Da Aqui Terme una ventata di memoria bypassata attraverso le tonalità del rosso; rosso come speranza, ricordo, passione, rabbia e rinascita; storie che fanno arrossire, sentimenti color fuoco, un disco che abbraccia a tutto tondo l’arte nelle sue forme scritte, rappresentate,disegnate, cinematiche e sognate, con una presa di coscienza poetica immersa in un virtuosismo musicale calibrato, mai fine a se stesso, dove anche voce e capacità espressiva portano- come la premiata ditta Yo Yo Mundi ci regala da anni – un senso di amarognola magia.

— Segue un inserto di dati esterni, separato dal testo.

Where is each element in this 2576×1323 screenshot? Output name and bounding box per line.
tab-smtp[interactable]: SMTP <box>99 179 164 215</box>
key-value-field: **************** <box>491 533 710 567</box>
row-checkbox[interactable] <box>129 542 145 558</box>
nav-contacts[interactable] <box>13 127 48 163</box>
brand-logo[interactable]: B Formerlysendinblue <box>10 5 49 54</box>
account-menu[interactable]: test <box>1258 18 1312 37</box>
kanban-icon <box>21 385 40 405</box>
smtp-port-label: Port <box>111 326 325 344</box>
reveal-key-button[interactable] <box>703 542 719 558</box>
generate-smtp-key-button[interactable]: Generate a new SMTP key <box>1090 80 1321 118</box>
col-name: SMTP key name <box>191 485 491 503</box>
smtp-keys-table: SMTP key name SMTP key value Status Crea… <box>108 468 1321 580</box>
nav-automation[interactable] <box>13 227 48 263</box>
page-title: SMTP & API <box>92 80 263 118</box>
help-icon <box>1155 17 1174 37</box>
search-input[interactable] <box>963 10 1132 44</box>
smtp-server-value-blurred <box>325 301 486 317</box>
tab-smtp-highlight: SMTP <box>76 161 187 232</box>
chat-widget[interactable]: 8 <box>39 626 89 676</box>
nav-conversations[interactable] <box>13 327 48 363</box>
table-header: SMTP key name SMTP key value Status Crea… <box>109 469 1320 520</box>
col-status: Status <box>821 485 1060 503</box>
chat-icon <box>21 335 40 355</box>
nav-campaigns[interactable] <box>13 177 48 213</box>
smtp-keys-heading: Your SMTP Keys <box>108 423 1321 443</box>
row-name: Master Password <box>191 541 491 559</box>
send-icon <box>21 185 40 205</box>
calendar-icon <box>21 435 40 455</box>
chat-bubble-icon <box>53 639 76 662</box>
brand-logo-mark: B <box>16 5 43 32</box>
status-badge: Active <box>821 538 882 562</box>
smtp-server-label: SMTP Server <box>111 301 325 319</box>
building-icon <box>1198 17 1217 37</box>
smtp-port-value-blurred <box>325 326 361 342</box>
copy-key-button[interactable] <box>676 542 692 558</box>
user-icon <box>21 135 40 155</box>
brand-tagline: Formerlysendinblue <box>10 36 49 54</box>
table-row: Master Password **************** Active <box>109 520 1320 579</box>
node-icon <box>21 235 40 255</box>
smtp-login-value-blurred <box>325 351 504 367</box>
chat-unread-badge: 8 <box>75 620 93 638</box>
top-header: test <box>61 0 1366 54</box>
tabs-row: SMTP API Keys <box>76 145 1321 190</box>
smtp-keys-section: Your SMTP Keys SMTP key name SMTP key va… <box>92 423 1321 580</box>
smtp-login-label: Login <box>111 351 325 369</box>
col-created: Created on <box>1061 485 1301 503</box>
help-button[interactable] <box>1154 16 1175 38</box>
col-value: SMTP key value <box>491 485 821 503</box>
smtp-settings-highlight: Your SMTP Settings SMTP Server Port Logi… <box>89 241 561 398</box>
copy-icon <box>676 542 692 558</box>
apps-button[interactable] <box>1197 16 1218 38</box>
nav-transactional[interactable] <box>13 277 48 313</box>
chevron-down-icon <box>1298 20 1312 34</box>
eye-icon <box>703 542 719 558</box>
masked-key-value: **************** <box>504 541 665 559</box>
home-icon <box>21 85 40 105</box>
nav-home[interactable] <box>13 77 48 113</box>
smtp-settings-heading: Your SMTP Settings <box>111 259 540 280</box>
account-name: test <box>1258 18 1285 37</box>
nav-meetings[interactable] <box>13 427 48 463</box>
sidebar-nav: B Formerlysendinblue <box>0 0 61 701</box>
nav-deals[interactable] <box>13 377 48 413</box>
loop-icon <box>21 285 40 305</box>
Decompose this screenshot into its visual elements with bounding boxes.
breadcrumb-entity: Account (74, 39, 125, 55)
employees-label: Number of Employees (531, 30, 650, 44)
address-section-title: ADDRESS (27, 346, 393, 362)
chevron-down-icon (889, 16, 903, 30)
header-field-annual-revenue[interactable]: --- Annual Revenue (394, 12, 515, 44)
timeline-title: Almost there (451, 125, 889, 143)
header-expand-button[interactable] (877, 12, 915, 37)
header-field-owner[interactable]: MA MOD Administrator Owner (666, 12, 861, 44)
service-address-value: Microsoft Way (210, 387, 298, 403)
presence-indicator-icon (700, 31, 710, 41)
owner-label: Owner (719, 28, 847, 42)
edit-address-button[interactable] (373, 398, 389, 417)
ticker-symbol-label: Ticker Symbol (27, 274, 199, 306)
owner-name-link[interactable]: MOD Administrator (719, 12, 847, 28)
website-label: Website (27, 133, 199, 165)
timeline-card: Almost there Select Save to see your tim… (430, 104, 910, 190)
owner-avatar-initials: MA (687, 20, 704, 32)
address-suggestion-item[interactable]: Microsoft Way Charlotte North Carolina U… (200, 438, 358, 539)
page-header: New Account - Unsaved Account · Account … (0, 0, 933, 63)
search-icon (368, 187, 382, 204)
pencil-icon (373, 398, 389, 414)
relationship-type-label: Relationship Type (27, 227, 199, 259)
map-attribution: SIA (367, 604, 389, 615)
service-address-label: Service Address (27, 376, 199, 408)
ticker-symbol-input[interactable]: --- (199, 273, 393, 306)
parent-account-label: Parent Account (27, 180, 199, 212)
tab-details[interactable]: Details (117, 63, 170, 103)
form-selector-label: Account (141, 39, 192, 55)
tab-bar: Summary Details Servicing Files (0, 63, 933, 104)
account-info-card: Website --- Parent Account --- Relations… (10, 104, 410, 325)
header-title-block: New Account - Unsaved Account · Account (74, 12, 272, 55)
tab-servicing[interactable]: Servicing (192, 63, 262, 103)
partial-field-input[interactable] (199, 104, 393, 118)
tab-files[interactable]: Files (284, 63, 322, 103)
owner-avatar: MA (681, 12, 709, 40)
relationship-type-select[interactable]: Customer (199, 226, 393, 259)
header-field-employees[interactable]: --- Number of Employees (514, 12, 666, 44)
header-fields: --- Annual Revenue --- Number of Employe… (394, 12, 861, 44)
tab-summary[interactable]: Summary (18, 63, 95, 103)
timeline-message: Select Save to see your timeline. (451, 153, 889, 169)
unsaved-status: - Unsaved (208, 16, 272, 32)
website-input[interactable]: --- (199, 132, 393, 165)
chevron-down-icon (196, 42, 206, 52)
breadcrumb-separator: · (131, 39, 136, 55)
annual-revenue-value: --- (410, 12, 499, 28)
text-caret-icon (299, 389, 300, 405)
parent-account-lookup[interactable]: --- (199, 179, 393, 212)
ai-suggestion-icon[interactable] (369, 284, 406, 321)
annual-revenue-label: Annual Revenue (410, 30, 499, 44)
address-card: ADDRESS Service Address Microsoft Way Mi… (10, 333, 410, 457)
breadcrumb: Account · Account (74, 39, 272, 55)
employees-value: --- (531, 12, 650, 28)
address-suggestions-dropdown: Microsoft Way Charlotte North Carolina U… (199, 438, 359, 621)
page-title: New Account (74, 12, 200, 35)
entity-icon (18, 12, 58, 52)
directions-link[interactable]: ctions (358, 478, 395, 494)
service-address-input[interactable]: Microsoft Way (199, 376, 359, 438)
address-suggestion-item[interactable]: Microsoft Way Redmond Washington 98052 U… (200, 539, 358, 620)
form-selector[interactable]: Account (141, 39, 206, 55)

Suoni e colori si danno appuntamento in uno, dieci, cento contesti conficcati nel pensiero di compagni di strada, che di questo disco ne sposano la causa e il cammino: tra i tanti Patrizia Laquidara,Steve Wickham (violinista dei Waterboys), Luca Olivieri, Marco Rovelli (ex voce dei Les Anarchistes). Un suono folk, che viene dal basso e che cresce potente come la poesia contenuta, e quando non c’è la poesia la gente non è libera; ed ecco allora le storie della Divisione Acqui e di Marcello Venturi ( Una bandiera quasi bianca), un testo inedito di Massimo Carlotto ( E a un certo punto il rosso cambiò colore), il bombardamento sugli studenti libanesi e una mano per Emergency (Il giorno in cui vennero gli aerei , Fuorisessione), Giovanna Carboni che con il racconto di Princeton tratteggia la stupenda “La sposa dell’ombra”, “Scultura di nuvole” dove svolazzi di flauti segmentano la visione del film Chang: la giungla misteriosa. Acustico ed elettrico fanno a gara, giocano e si amano senza scontrarsi, come nel pads folk-reggae di “Ho visto cose”, oppure nel ritmo eco-agreste Hitchcockiano di “La solitudine dell’ape” o nel walzerino dal pensiero combact che ti afferra per il cuore (Anarcobaleno).
Fisarmoniche, chitarre elettriche, pianoforte, arpeggi acustici, fiati etnici soppiantano l’emozione specialmente in tre tracce: “Oltre la pioggia”, “Vermiglio”, “Il silenzio de mare”, quest’ultima che lascia il groppo in gola e ti zittisce.
Come sempre gli Yo Yo Mundi, ad ogni loro nuova venuta, lasciano stupore e concretezza: ogni loro ascolto da una raddrizzata alla confusione esistenziale che impera, che sfrigola sulla graticola del “non ricordo”. Ma loro sono piemontesi, caparbi, gente in gamba che non si è mai fermata nel cammino della propria arte, e senza paura di intraprendere strade impervie, portano il rosso in questi tempi grigi, il “colore dell’avvenir” audace, carico e pieno, se lo si vuole, di una montagna di “memorie future” ancora da scrivere.
Album Rosso di sera, bel tempo si spera.